With her new found desire to move changing her diaper has become quite the challenge. I keep saying, "no eden. lay still eden" and though she probably has no clue what i'm saying she will look at me when i speak which gets her to lay still for a few precious seconds! Whatever works, right?
I think i
think she's on a 4 hour schedule these days....eating four times a day. I had previously had her on some crazy 3 hour 45 minute schedule for the 1st half of the day and then had her eating every 2.5 hours her last 2 feedings just to cram 5 feedings into a day. When she began protesting eating, and no longer taking full meals i bit the bullet and moved onward. There's always some transition time when this happens but baby girl is doing great. This means longer and fewer naps and longer night time sleep which is exactly where we want to be.
Speaking of naps, E finally sleeps without the swaddle...WAHOO! And truthfully, I think she sleeps better without it! She's always been a great sleeper, but now that she's able to move around and adjust herself she seems a lot happier. We had a few (well 2) days of almost constant crying. I went into it prepared for the worst, and while at times I literally thought I was going crazy it was nothing compared to others stories. For that I am thankful. Once that was mastered she started to get her limbs stuck in the crib slats and would wake up screaming. Nice, huh? I finally got smart and purchased one of those mesh crib bumpers. Saved. my. life. Baby girl sleeps peacefully once again. And it's actually pretty cute (light pink)....always a plus!
A few other things about our girl: she loves her daddy. she follows ellie around (with her eyes) constantly. she even smiles at her, though ellie really has no clue. all she cares about is licking eden's feet and ears. i still have no idea what color her eyes are - bluish, greyish, greenish right now....they've been that way for a while. she belly laughs more and more often. if she's crying, i mean really crying, i sing "this little light of mine" and she calms right down. she still smiles when i pray over her before she sleeps. loves her baths. kicks and giggles in the pool. still finds her thumb every so often but really only when she's tired. gets distracted very easily when she's eating. sometimes i have to close the door and face the wall. often, she'll look up at me and smile. i have to remember to smile back, instead of getting frustrated that she's taking her sweet time to eat. she's been "talking" herself to sleep instead of crying.
whew- i really think that's about everything. i
really enjoy being momma. I'm finally beginning to understand it as part of my identity. not something I do, someone I am. it is so different than i ever thought it would be. so much sweeter. so much harder. there are days i feel like super mom, and other days i feel like a total failure. some days, i even wonder why God called me to this. Why He thought I was fit. What I love though, is that every single mom out there has probably felt the same way at one time or another.

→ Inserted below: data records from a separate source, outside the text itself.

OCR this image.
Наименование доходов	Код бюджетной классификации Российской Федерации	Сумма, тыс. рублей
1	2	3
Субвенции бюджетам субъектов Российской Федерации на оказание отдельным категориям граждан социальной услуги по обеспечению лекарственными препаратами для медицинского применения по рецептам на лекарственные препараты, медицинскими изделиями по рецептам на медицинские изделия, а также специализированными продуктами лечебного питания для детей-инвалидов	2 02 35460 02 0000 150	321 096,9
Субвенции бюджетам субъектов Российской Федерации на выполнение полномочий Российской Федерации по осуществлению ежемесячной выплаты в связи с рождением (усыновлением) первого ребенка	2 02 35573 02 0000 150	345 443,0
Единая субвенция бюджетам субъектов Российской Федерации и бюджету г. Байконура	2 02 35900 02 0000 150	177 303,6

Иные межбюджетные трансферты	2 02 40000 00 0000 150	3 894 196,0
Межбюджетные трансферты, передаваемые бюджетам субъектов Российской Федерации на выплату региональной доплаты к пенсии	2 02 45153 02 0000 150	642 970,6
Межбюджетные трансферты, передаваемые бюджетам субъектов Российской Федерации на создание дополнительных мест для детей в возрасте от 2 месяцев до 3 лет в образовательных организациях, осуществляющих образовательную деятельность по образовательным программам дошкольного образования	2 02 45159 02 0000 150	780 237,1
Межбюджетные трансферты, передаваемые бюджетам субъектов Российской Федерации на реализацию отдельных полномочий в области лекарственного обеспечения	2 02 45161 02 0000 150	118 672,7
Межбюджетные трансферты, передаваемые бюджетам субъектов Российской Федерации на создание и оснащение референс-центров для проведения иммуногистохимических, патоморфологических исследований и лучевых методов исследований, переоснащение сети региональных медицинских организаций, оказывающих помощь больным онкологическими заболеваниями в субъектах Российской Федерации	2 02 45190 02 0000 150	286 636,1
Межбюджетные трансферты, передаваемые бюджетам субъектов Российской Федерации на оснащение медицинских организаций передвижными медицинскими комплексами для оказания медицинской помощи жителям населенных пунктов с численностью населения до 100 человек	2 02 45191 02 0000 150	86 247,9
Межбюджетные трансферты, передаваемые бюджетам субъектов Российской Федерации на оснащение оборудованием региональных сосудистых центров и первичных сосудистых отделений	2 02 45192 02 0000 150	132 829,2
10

In fact, everyone, mom or not, has probably wrestled with those same feelings. I'm not alone. What I struggle with and who I am are not the same thing. Just have to keep reminding myself of that.
I could really go on, but there's a song i just love that I've been singing a lot lately. Here's the words to the chorus:
There's no such thing as perfect people
There's no such thing as a perfect life
So come as you are, broken and scarred
Lift up your heart and be amazed, be changed
By a perfect God
"Perfect God' by Natalie Grant

makin' baby food before...

all steamed and pureed

ready to freeze! SO easy...and cheap!

grabbin' her toes!

i believe the warning says "to prevent falls never use on elevated surface..." ah well...i was RIGHT there :)

i love this picture....she's starting to bit her bottom lip...adorable

going nuts in the jumper..look at that drool!